Überblick über Prixina
Kurzfakten
| Eigenschaft | Beschreibung |
|---|---|
| Aktiver Inhaltsstoff | Prulifloxacin (wird zu Ulifloxacin umgewandelt) |
| Darreichungsform | Tablette (zum Einnehmen/oral) |
| Pharmakologische Klasse | Fluoroquinolon-Antibiotikum |
| Allgemeiner Anwendungszweck | Systemische antibakterielle Wirkung |
| Ursprung | Synthetisch hergestellt |
Welche Art von Medikament ist Prixina?
Prixina ist ein synthetisch hergestelltes, verschreibungspflichtiges Antibiotikum, das den aktiven Wirkstoff Prulifloxacin enthält. Es wird offiziell der Gruppe der Fluoroquinolone zugeordnet, einer Klasse von antibakteriellen Wirkstoffen, die zur gezielten Beseitigung anfälliger bakterieller Erreger eingesetzt werden. Prulifloxacin ist ein Präparat mit nur einem Inhaltsstoff, das für die systemische Verabreichung als Tablette über den primären oralen Weg vorgesehen ist – es wirkt also im gesamten Körper. Dadurch unterscheidet es sich von topischen Mitteln, die nur lokal auf der Haut angewendet werden. Pharmakologische Studien bestätigen den Nutzen der Fluoroquinolone als potente Wirkstoffe zur Behandlung schwerwiegender bakterieller Infektionen, da ihre Breitbandaktivität klinisch anerkannt ist, um die Bakterienpräsenz direkt im gesamten Organismus zu bekämpfen.
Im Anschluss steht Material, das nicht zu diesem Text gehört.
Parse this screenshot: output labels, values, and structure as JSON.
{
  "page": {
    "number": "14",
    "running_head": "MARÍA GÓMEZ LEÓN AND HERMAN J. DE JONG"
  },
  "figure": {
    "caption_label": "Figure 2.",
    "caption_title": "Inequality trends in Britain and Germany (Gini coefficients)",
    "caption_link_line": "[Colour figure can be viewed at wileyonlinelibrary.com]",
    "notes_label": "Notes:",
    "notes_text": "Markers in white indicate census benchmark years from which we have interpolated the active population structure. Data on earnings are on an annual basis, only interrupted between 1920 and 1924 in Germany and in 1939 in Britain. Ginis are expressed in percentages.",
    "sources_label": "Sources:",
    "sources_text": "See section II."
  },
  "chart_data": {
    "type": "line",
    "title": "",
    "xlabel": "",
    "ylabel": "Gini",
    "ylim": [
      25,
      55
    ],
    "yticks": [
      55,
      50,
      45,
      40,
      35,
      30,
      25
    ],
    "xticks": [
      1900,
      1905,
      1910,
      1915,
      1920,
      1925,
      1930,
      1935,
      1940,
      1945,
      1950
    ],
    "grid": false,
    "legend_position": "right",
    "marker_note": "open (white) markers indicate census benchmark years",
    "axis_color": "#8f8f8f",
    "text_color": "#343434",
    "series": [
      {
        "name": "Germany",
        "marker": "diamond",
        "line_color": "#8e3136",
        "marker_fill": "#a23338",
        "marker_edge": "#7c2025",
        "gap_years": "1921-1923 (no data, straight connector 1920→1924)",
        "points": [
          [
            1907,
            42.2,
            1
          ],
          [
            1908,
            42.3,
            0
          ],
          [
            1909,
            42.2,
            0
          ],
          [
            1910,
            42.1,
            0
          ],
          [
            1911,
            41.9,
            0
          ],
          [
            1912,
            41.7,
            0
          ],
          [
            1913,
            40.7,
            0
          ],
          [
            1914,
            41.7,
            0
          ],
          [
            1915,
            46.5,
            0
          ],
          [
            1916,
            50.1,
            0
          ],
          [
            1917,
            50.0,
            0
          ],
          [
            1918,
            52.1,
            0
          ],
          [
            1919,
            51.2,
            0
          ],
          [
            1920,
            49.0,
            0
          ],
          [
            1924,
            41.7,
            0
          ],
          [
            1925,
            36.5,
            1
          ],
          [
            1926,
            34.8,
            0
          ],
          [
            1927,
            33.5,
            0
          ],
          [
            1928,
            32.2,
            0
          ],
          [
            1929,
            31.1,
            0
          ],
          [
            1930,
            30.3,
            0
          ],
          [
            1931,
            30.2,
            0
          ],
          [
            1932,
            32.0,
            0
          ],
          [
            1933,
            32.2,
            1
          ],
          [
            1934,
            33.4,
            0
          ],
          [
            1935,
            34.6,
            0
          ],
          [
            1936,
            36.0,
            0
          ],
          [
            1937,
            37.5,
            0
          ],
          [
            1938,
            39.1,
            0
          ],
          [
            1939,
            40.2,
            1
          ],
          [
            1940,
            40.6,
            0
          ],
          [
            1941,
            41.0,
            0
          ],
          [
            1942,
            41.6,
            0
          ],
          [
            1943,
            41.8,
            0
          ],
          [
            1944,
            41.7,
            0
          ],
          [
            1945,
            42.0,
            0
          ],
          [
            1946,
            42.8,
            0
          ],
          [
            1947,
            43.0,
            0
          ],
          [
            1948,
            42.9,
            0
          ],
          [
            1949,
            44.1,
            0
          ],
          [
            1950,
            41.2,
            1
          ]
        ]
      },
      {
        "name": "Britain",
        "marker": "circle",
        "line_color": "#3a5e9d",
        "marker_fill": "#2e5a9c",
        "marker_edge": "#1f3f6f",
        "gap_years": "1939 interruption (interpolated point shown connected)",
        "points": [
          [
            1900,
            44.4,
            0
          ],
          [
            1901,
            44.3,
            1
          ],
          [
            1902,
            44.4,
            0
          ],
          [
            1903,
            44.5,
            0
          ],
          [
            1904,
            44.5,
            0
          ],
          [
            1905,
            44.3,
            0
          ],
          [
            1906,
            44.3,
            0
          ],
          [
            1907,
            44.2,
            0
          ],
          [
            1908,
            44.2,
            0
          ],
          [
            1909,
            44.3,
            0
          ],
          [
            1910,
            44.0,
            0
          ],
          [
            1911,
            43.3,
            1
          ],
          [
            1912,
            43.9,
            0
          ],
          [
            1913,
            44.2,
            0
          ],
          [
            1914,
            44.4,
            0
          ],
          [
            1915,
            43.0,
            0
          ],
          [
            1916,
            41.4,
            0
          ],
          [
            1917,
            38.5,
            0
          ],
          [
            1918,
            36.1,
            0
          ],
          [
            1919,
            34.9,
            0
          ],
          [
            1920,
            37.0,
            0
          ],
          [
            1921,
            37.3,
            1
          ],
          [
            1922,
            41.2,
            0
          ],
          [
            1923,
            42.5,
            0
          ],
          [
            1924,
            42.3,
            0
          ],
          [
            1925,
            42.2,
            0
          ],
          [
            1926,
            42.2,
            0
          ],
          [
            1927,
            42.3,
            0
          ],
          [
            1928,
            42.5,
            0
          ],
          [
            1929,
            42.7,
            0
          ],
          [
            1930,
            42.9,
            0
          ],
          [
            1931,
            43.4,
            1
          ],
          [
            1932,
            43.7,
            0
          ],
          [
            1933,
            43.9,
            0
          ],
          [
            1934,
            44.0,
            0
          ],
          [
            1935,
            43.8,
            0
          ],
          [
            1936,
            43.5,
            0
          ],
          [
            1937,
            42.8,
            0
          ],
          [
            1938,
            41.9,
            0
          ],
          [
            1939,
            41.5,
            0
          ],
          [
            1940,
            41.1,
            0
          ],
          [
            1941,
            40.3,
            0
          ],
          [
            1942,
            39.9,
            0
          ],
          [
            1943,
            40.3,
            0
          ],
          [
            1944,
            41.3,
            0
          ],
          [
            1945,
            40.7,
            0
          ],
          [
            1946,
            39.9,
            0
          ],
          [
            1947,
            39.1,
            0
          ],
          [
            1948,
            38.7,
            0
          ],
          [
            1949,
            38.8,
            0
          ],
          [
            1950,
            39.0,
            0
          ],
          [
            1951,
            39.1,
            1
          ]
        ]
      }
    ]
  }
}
Prulifloxacin: Ein besonderes Prodrug für die systemische Wirkung
Die Wirksamkeit von Prulifloxacin beruht auf seiner besonderen Funktion als Prodrug. Ein Prodrug ist ein Molekül, das absichtlich in einer zunächst inaktiven Form entwickelt wurde und erst durch den Stoffwechsel im menschlichen Körper in seine biologisch aktive Form überführt wird. Nach der Aufnahme aus dem Magen-Darm-Trakt wird Prulifloxacin durch Esterasen in seinen aktiven Metaboliten, das Ulifloxacin, umgewandelt.
Dieser aktive Metabolit ist für den therapeutischen Hauptzweck des Arzneimittels verantwortlich, nämlich eine bakterizide (bakterientötende) Wirkung gegen anfällige Erreger zu entfalten. Ulifloxacin erreicht dies, indem es spezifisch die bakteriellen Enzyme DNA-Gyrase und Topoisomerase IV hemmt. Dadurch wird die Replikation (Vervielfältigung) des genetischen Materials der Bakterien verhindert. Untersuchungen haben diesen spezifischen Mechanismus der Ulifloxacin-Wirkung gegen die bakterielle DNA-Synthese hervorgehoben und damit seine Fähigkeit bestätigt, schädliche Bakterien im Körper abzutöten. Dieser Prodrug-Ansatz stellt ein wichtiges Unterscheidungsmerkmal dar und wird häufig eingesetzt, um im Vergleich zu direkt wirkenden Chinolonen eine erhöhte Bioverfügbarkeit (bessere Verfügbarkeit des Wirkstoffs im Körper) zu erzielen.